Application security

Researchers spot ZIP spam spike

Spammers have turned to ZIP files to push pump-and-dump scam emails past filters, researchers said this week.

Commtouch’s lab disclosed on Tuesday that spammers are distributing email runs with ZIP files containing a text file with a stock promotion. The attachments are sometimes password-protected, according to Commtouch.

The files, however, cannot be opened by common ZIP file utilities built into Windows operating systems, and require compression tools like winrar. The use of an uncommon application may either be a strategy to bypass filters or an error by the spammer, according to Commtouch.

The Israel-based firm noted that the spam’s subjects often contain words like invitation, alert, notice, unpaid, article, invoice and document, as well as empty subjects.

Menashe Eliezer, head of the spam detection lab at Commtouch, told SCMagazine.com today that the ZIP files are checking for niche groups to attack.

"It works to bypass traditional anti-spam solutions, were end users might have an application for using a ZIP file," he said. "[The attacks] seem to go across the board and see the differences in some areas, then they check what kind of attack is most successful in bypassing anti-spam solutions."

Researchers at Sophos today called the ZIP spam a "strange example of a different file format" on the lab’s blog.
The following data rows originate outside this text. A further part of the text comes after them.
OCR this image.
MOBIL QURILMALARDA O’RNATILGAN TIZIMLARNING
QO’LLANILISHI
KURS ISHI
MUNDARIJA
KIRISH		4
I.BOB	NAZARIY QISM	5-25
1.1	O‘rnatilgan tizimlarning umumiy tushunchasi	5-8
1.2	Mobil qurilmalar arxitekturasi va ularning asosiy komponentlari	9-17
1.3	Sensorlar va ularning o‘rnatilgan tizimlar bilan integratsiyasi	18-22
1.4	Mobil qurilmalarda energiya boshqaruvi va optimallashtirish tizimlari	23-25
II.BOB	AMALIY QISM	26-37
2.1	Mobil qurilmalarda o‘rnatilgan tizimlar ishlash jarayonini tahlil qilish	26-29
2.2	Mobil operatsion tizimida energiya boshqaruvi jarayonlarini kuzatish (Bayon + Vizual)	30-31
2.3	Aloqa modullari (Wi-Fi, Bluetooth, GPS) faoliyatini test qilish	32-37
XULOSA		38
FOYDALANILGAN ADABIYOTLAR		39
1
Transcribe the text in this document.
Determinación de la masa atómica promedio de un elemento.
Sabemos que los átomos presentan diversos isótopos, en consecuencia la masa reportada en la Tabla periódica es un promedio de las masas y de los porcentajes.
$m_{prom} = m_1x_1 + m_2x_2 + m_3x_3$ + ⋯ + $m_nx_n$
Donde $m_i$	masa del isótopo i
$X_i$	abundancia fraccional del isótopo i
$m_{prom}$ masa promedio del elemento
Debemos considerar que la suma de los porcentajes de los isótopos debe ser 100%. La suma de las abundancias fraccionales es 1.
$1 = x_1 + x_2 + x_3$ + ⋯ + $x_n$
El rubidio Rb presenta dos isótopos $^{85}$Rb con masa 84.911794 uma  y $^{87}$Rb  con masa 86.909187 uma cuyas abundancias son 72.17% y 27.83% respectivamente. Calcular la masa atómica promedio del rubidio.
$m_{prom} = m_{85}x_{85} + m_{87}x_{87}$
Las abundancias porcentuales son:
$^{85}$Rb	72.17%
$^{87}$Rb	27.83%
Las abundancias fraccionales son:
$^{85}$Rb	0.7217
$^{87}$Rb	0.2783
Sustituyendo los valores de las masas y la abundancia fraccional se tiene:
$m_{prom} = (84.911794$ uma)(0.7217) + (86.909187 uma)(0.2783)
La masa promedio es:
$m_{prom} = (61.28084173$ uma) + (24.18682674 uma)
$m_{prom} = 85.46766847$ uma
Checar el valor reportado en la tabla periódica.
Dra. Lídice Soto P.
"RAR is a, relatively, popular proprietary archive format that has many plus points as an archiver. However, the minus points are that it is not universally installed or available to the majority of computer users," Sophos researches posted on the company blog. "By using RAR, the spammers have effectively shot themselves in the foot as the number of people capable of extracting the archive, and reading the spam message, has been greatly reduced."

Last week, Commtouch’s researchers spotted junk mailers using Excel files to bypass filters in pump-and-dump stock scams.

At the time, Amir Lev, Commtouch chief technology officer, told SCMagazine.com that the use of Excel files is "a natural progression," and said that he expected the trend to continue using PowerPoint or Word documents to package unwanted mail.

Last month, Commtouch researchers reported a spike in PDF spam that, because of the size of the messages used, increased global spam traffic by as much as a third.